The dial tone hummed in his ear. He hung up, but did not leave the booth at once. The two men were still in the store, between the door and the telephone booth. One of them was inspecting the assortment of cheese in the glass showcase. The other one was engrossed in a case full of sausages. Neither of them moved when the folding glass door of the phone booth squealed and shuddered open. When Barney emerged, however, they closed in on him from both sides.
“Your name Barney Weaver?” boomed the man who had borrowed a match.
Before Barney could reply, the other one said, “Sure, he’s Weaver. The description fits him like a rubber sock. He couldn’t be nobody else.”
Securely wedged in between the two men, Barney was moving toward the door in spite of himself.
“Better come along with us, Weaver,” one of them was saying. “We want to talk to you.”
XIV
WHEN DETECTIVE KENNETH KILKENNY emerged from the Overlook Arms Apartments, a man who had been sitting in an automobile across the street got out and came over.

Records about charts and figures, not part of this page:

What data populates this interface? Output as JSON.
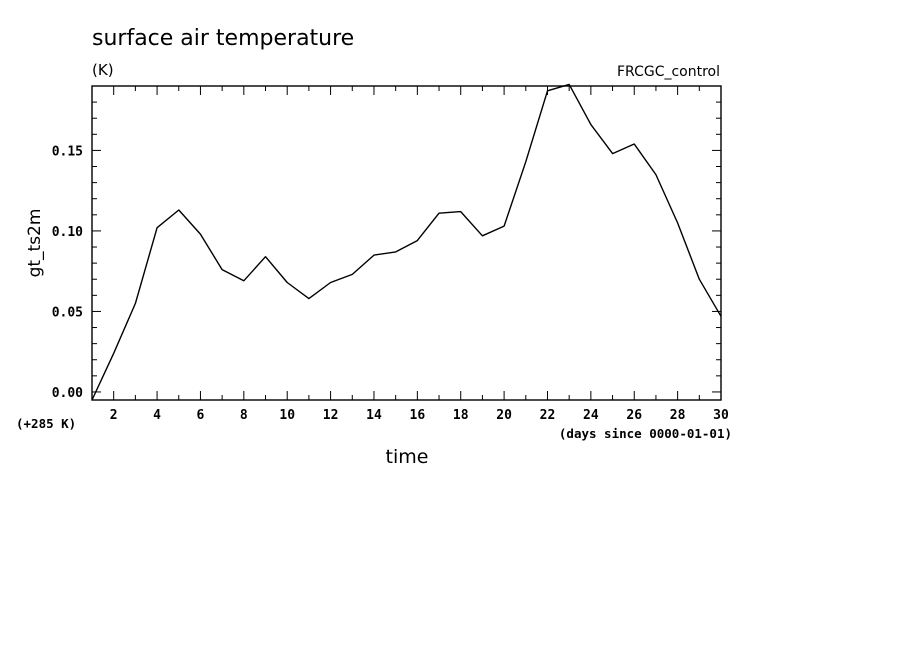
{
  "chart_data": {
    "type": "line",
    "title": "surface air temperature",
    "units": "(K)",
    "experiment": "FRCGC_control",
    "ylabel": "gt_ts2m",
    "xlabel": "time",
    "x_units": "(days since 0000-01-01)",
    "y_offset_label": "(+285 K)",
    "xlim": [
      1,
      30
    ],
    "ylim": [
      -0.005,
      0.19
    ],
    "x_ticks": [
      2,
      4,
      6,
      8,
      10,
      12,
      14,
      16,
      18,
      20,
      22,
      24,
      26,
      28,
      30
    ],
    "x_tick_labels": [
      "2",
      "4",
      "6",
      "8",
      "10",
      "12",
      "14",
      "16",
      "18",
      "20",
      "22",
      "24",
      "26",
      "28",
      "30"
    ],
    "y_ticks": [
      0.0,
      0.05,
      0.1,
      0.15
    ],
    "y_tick_labels": [
      "0.00",
      "0.05",
      "0.10",
      "0.15"
    ],
    "grid": false,
    "series": [
      {
        "x": [
          1,
          2,
          3,
          4,
          5,
          6,
          7,
          8,
          9,
          10,
          11,
          12,
          13,
          14,
          15,
          16,
          17,
          18,
          19,
          20,
          21,
          22,
          23,
          24,
          25,
          26,
          27,
          28,
          29,
          30
        ],
        "y": [
          -0.005,
          0.024,
          0.055,
          0.102,
          0.113,
          0.098,
          0.076,
          0.069,
          0.084,
          0.068,
          0.058,
          0.068,
          0.073,
          0.085,
          0.087,
          0.094,
          0.111,
          0.112,
          0.097,
          0.103,
          0.143,
          0.187,
          0.191,
          0.166,
          0.148,
          0.154,
          0.135,
          0.105,
          0.07,
          0.047
        ]
      }
    ]
  }
}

“The Sanderson gal is supposed to be on duty till two,” Kilkenney said. “I’ll send you another man at midnight. Call in then and I’ll tell you whether I want you to pick her up or just tail her. I’ll probably come by myself at two.”
The detective got into his own car and drove off to Western Union to pick up the receipt for the message slips which had been collected and delivered to Mrs. Dunne’s apartment. The signature on the receipt was hastily scrawled. The Dunne was legible enough, but the initial could have been either a P or an R. The messenger on that call was off for the day.